[EM] fpA-fpC vs STAR (was "Re: Strategy-resistant monotone methods")

Kristofer Munsterhjelm km_elmet at t-online.de
Wed Oct 19 07:20:20 PDT 2022


On 19.10.2022 05:50, Rob Lanphier wrote:
> Hi folks
> 
> I'm going to revive a REALLY old thread, which is where Kristofer
> Munsterhjelm first describes "fpA-fpC", which is described here:
> 
> https://electowiki.org/wiki/fpA-fpC
> 
> At some point, I'll set myself up for simulations, but for now, I'm
> going to take the REALLY LAZY approach, which is to ask on this
> mailing list without really reading all of the old EM threads and
> understanding what y'all were saying.
> 
> The main question I'd like to ask: what is it that makes fpA-fpC a
> better method than STAR?  Certainly not the name, but Kristofer hasn't
> given up on it (it would seem [1]), so SOMETHING must be better about
> it. What is it?  I'm most interested in how it compares to STAR
> because STAR seems to have a lot more traction than any
> Condorcet-winner-criterion (CWC) compliant methods that I'm aware of.
> I have a soft-spot for CWC-compliant methods, but I've been convinced
> that strict CWC isn't necessary as long as a system is close enough.

One way of looking at it is that Range and STAR are about honest 
performance, whereas fpA-fpC is about resistance to strategy.[1] So 
whether one is better than the other depends on what you prioritize.

More concretely, fpA-fpC and its variants attempt to retain IRV's 
strategy resistance while fixing its chaos and monotonicity problems and 
making it Smith in a natural way. They resist strategy by passing 
DMTCBR, which seems to grant considerable burial resistance in practice.

(As a bit of a happy coincidence, both Friendly Cover and Forest's 
Friendly Voting also happen to be summable, which Smith-IRV is not. I 
know that rb-j has emphasized summability in his Condorcet advocacy.)

The fpA-fpC variants are mainly research methods. But research methods 
can turn out to be useful in practice: Tideman's Ranked Pairs was also 
originally a research method. A suitably advanced fpA-fpC variant could 
be useful where strategy resistance is very important but IRV is 
recognized as just too flawed.

As examples of strategy resistance, fpA-fpC and its generalizations pass 
the chicken dilemma criterion, thus avoiding the Burr dilemma of plain 
Range (though one could argue that chicken dilemmas aren't as severe to 
begin with for ranked methods). Friendly Cover is also independent of 
twins - cloning candidates one at a time - while STAR is not.[2]
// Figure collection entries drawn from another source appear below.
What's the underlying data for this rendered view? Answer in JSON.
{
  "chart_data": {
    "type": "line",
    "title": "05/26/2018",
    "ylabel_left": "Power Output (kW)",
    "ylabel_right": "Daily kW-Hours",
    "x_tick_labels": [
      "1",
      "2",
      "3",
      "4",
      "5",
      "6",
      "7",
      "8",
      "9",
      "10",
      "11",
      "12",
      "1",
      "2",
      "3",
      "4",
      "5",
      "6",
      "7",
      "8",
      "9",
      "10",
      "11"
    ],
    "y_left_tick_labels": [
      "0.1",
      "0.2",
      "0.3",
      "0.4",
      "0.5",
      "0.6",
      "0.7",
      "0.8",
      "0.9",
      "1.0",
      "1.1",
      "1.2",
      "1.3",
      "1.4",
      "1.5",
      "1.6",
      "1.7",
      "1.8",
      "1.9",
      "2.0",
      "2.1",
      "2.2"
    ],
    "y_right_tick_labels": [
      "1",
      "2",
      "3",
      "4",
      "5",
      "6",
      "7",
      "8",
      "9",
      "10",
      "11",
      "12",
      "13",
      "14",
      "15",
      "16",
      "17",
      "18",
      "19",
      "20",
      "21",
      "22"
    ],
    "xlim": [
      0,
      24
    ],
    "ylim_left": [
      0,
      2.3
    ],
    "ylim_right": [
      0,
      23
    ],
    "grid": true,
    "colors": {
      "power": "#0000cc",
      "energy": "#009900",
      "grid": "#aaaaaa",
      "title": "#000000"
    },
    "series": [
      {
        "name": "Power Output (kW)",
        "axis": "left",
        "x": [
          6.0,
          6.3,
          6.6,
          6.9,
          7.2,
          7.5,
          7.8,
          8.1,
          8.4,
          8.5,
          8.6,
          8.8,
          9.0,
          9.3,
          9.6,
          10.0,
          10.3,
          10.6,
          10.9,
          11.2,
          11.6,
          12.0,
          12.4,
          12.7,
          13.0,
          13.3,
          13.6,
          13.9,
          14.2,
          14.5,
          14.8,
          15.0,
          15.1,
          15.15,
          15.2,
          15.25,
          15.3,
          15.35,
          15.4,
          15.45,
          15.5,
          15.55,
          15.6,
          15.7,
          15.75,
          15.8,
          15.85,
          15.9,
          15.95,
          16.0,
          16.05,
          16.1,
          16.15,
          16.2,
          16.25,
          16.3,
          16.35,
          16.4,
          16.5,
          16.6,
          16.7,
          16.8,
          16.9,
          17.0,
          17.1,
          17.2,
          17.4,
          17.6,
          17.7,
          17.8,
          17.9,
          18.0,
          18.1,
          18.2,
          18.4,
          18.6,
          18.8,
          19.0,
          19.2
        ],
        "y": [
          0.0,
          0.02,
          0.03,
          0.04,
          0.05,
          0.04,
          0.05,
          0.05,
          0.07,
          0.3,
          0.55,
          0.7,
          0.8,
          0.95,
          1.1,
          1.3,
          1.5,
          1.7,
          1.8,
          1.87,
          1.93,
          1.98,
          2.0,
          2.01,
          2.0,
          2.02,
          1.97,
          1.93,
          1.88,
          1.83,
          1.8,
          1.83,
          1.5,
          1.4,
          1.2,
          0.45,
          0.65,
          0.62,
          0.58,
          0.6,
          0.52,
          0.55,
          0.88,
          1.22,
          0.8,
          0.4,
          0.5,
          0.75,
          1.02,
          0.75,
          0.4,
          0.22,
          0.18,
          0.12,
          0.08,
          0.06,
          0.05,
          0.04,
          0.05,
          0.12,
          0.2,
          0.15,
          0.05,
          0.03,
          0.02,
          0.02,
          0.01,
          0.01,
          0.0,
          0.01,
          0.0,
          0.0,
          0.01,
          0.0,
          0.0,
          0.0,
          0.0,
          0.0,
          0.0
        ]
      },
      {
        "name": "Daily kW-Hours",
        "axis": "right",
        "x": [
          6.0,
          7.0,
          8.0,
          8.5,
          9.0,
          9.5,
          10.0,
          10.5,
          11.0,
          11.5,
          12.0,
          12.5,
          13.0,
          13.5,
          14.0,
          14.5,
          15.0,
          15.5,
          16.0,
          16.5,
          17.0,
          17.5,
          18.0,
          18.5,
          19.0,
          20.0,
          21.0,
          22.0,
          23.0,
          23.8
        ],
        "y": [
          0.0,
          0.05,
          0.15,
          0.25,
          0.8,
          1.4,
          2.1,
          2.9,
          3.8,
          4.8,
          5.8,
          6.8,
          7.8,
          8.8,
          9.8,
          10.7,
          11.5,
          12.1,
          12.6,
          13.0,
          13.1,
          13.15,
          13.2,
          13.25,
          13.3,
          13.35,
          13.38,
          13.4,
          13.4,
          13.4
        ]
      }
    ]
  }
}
Finally, I'm limiting myself to ranked ballots partly because I think 
rated ones don't have good enough a foundation. There may be better 
strategy-resistant rated methods, but I haven't looked. [3]

-km

[1] James Green-Armytage shows that Range is considerably more 
susceptible to strategy than Smith-IRV (Condorcet-Hare), see 
http://jamesgreenarmytage.com/strategy-utility.pdf page 18. 
(Unfortunately he didn't include STAR.)

[2] This probably holds for Friendly Voting too, but I haven't checked 
it yet.

[3] For instance, Smith//Range or Smith,Range would be cloneproof by 
rated standards; perhaps there exists a monotonicity-fixed version of 
renormalized Smith//Range, the way fpA-fpC is a monotonicity-fixed 
version of Smith-IRV. Or something based off SARVO-Range.